London Student - 13 March 2015 - 5:21pm Colin Cortbus
Armenian, Kurdish, Greek, Assyrian And Turkish students stood together in an candlelit vigil on Wednesday to commemorate victims of the massacres.
Holding candles in solemn silence, students and activists formed a “circle of life” to mark 100th anniversary of the Armenian & Assyrian Genocide. Later they joined hands to perform a series of traditional, and at times emotional Armenian dances.
Those present wore butterfly shaped badges that bore names of over 50 peoples subjected to genocide in the past century in a remarkably inclusive and open ceremony. Genocides also commemorated included the Holodomor genocide in Ukraine, the Holocaust, and the Rwandan Genocide.
Artist Shakeh Major Tchilingirian told attendees “As we join hands and take steps together, we not only remember the victims but, more significantly, we affirm the dignity and value of lost human lives… With our presence here tonight, we show our determination and collective strength to stand up against injustice and inhuman treatment of fellow human beings”.
Event organiser Hratch Tchilingirian emphasised that the event was aimed to foster civic culture and reconciliation: “We wanted to emphasize the essential human and moral dimensions of the societal rupture that genocide causes and the process of reconciliation through living culture”.
The forming of a circle by attendees was meant as a powerful symbolic gesture, with circular motifs symbolising eternity, and hence survival, in medieval and traditional Armenian iconographical culture.
An exhibition in the SOAS foyer accompanied the event.
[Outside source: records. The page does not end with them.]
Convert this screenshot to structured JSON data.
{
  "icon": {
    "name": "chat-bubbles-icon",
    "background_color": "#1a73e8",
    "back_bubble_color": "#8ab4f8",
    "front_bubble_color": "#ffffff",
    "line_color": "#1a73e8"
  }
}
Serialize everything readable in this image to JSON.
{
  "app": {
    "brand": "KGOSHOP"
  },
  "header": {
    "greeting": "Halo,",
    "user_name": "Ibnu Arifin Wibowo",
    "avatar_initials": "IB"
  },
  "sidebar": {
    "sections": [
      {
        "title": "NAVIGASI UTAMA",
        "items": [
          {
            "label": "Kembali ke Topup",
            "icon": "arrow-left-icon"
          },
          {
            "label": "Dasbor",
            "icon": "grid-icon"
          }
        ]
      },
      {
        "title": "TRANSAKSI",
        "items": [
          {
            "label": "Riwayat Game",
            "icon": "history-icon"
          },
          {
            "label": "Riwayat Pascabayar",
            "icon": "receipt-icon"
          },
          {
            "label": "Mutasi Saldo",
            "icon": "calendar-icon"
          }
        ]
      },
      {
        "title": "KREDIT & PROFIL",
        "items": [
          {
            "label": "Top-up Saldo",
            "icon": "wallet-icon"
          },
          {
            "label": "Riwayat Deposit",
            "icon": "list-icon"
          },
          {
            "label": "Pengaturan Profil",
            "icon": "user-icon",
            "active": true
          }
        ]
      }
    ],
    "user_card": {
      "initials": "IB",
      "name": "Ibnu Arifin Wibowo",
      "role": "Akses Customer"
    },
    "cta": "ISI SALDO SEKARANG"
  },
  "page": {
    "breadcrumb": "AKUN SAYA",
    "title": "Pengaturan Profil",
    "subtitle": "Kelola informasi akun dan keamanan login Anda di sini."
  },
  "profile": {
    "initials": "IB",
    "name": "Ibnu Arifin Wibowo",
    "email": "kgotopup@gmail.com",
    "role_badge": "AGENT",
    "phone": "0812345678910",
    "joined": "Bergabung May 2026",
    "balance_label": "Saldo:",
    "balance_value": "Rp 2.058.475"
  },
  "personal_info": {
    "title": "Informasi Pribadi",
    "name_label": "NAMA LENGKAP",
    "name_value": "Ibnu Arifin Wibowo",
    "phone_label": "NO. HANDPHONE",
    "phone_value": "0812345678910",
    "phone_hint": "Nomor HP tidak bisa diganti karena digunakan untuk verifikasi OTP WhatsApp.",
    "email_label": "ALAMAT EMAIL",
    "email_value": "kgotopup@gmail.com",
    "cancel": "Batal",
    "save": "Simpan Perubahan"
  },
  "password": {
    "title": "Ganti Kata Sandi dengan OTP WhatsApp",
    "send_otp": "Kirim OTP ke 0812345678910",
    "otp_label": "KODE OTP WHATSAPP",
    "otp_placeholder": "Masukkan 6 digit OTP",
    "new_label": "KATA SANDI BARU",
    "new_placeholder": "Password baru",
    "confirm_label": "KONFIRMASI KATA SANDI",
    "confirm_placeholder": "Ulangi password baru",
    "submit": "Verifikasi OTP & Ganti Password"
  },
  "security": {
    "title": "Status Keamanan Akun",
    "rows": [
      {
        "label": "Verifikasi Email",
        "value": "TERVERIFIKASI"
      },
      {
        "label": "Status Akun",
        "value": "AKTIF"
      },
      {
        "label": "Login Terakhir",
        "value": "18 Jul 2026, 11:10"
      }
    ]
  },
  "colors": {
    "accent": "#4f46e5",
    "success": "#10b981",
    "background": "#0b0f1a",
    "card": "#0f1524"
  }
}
Maps and documentary evidence were used there to tell the horrific and tragic story of over 1.5 million Armenians and Assyrians subjected to genocide from 1914 onwards by “Young Turk Movement” Ottoman forces and their collaborators. According to expert Prof. Vahakn Dadrian, the mass-slaughter continued until 1920/1921, when forces under the Turkish general Kazim Karabekir killed an estimated 100000 Armenians in a “mini-genocide” as part of a war against the newly independent eastern Armenian state. The exhibition at SOAS also featured a section dedicated to the “real Turkish heroes of 1915“, brave officials and ordinary people who risked their lives and sometimes paid the ultimate price to save Armenians from massacre at the hands of the Young Turk-led reactionary, undemocratic and ultranationalist regime.
The Turkish State continues to deny the genocide, and those speaking out about it in Turkey risk persecution for “insulting the Turkish nation” under article 301 of the Turkish Penal Code. In Summer 2007 Turkish Armenian journalist Hrant Dink was assassinated after speaking out about the genocide, prompting a wave of outrage from Turkish human rights defenders and the international community.
Nonetheless, just months later a Turkish state penal court sentenced Dink’s mourning son Arat to a suspended term of one year’s imprisonment under Article 301 for republishing an interview his father gave regarding the Armenian genocide.
The vigil aimed to draw attention to these cases, and those attending expressed anger and frustration at the Turkish state for their denials.